Behind the facade of piety a running rift between the Hindus and Buddhists continues. Depending on who you are talking to, each will assert the other built over an existing Buddhist or Hindu shrine. Adding to this, the Buddha is regarded as an incarnation of Vishnu and Hindus hold a majority in Mahabodhi temple's committee. It's an uneasy situation to say the least.
 
Sprinkle unholy water
 
If you're going to Bodhgaya, it helps to have purpose. Even if it's only to buy beads and Dalai Lama T-shirts. Purpose is a useful state of mind.
 
It also helps to have somewhere to stay in advance, like a monastery. Accommodation is expensive. So are store goods. The evening of our arrival we had to intervene as a fuming monk of Chinese-Japanese extraction was being fleeced by a grocer who jacked the price on a bottle of Bisleri.

Some straight talk
 
Monks to the left of you, monks to the right. Mongoloid looking ones. Caucasian ones. Handsome enough to keep a woman mind occupied by non-sacred thoughts. At the back of them, words of an ex-boyfriend flicker, "Monks are abnormal. They have to be gay."

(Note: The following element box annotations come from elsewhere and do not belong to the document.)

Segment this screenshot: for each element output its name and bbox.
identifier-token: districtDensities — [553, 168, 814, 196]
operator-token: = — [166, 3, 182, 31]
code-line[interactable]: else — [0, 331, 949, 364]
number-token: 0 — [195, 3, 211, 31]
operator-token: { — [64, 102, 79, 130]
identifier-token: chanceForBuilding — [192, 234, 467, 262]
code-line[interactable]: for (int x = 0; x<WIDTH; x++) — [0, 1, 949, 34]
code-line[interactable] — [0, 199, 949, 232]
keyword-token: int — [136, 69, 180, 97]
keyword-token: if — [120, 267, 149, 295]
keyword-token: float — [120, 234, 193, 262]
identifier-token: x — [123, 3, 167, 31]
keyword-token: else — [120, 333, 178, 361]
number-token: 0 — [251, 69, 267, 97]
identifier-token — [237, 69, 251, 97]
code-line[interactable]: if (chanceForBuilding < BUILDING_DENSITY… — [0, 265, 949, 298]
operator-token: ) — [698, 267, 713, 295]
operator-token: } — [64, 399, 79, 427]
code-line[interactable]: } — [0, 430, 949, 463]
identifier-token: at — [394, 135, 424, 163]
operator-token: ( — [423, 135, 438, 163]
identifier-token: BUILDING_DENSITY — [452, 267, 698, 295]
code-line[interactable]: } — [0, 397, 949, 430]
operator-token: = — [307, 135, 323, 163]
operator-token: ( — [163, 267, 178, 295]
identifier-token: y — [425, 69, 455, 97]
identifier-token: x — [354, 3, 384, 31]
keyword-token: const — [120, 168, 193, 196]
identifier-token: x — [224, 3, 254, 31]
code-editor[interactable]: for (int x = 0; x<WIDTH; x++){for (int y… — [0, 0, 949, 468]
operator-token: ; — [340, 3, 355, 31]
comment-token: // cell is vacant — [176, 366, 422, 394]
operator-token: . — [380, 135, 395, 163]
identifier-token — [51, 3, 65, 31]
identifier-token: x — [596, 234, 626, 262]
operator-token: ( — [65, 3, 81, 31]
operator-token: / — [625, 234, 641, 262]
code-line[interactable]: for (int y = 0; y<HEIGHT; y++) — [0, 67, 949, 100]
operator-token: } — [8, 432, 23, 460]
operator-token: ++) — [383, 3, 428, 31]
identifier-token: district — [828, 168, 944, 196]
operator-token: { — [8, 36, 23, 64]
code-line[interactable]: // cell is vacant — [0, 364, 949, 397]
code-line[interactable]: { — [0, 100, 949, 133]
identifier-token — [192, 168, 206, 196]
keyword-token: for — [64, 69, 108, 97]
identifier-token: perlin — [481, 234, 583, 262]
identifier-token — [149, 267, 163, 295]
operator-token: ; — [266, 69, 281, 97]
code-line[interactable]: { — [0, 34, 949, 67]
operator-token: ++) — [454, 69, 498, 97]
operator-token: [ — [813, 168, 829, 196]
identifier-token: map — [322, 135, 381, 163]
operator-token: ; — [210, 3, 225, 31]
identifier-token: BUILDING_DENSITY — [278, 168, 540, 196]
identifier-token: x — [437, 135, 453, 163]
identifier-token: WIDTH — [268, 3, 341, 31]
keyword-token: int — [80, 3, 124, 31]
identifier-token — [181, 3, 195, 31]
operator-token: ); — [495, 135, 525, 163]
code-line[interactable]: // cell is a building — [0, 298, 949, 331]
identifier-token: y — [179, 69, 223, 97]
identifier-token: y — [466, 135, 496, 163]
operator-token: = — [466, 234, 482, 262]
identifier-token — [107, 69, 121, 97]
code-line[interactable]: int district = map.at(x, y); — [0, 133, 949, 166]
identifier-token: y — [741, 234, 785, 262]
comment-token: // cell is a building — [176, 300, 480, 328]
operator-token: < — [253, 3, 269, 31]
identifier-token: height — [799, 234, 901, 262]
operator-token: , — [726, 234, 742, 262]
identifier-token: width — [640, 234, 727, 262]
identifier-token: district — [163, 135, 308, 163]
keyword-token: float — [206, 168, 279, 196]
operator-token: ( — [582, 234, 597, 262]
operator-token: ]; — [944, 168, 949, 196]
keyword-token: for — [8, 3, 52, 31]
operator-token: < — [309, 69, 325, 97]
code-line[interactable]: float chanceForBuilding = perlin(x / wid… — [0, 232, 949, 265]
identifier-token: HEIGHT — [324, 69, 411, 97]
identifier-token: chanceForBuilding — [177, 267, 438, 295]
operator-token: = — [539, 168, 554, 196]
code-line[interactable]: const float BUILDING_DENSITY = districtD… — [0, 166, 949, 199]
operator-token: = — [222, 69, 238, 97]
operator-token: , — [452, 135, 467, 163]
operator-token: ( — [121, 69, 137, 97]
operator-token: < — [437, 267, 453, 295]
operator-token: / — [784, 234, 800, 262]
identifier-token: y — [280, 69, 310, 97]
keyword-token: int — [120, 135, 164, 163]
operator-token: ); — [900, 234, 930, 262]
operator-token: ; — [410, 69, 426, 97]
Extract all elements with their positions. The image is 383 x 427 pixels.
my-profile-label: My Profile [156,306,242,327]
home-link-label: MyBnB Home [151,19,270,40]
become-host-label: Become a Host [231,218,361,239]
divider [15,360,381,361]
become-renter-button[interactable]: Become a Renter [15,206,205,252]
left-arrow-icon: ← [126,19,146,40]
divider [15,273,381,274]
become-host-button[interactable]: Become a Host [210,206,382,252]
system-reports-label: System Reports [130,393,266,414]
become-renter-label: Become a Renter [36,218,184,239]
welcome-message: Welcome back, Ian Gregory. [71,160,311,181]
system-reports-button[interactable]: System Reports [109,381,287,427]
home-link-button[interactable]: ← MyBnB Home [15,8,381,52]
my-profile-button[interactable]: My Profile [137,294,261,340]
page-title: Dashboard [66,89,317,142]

Tell this to a monk and the best of them will laugh right back at you. Sota Tamagichi is one of them. He belongs to a Vietnamese order. Tamagichi is roly-poly, moon-faced and jolly when we meet at the monastery. "Let's talk near the Bodhi Tree," he tells us ladies. Located to the back of the temple, this isn't the bodhi tree Buddha sat beneath. Legend says Ashoka destroyed the original before conversion. His daughter Sanghamitta took a sapling to Sri Lanka. Later a shoot from the tree which grew in Anandapura was planted in Bodhgaya.
 
Weight loss therapy
 
Tamagichi has placed a wooden platform beneath another bodhi tree behind the temple. Bhutanese monks are holding a solemn ceremony beside the sacred Bodhi Tree in the afternoon. Chanting, horn blowing, clashing cymbals. It is a grave moment, banishing mischievous thoughts to the wind which blows the multi-coloured prayer flags tied around the holy tree.
 
Tamagichi's wooden platform and he have spent three months at Bodhgaya already. His master instructed him to return to Germany after completing 10,000 prostrations. He is through with 5,000. We talk of life surrounded by graves of the dead. Tamagichi's eyes crinkle. He smiles a lot. What were the prostrations for we wonder. Replies, "I didn't ask. Think it's because I was getting too fat!"
 
We meet by coincidence months later in Delhi. The day Dalai Lama holds a meeting at Buddha Jayanthi Park. Tamagichi seems graver and several pounds lighter.
 
Friendly meetings
 
That evening in Bodhgaya, crowds around Mahabodhi have grown in number. It's a wonderful assembly of people from around the world. They are here from Japan, Philippines, Vietnam, Germany, Switzerland. Groups of men and women offer prayers led by a head. Monks join in. Each worships in a different tongue. Each mouths a prayer. No one notices the overlap of languages. It is a moving, breathtaking few minutes.
 
We sit in silence before the statue of Buddha in Mahabodhi temple. It has sparkling eyes. Nahalika sprawls her legs. It's a comfortable posture, though not very respectful. Monks sweeping the cool temple interiors pay her no attention. For a non-Buddhist it's a liberating feeling. To hell with appearance. Buddha was to be reincarnated as Maitreya, the friend anyways. Not someone you forced yourself to be polite with. You sprawl too, then a Hindu priest taps a stick by your feet and it's back to being unnaturally well behaved.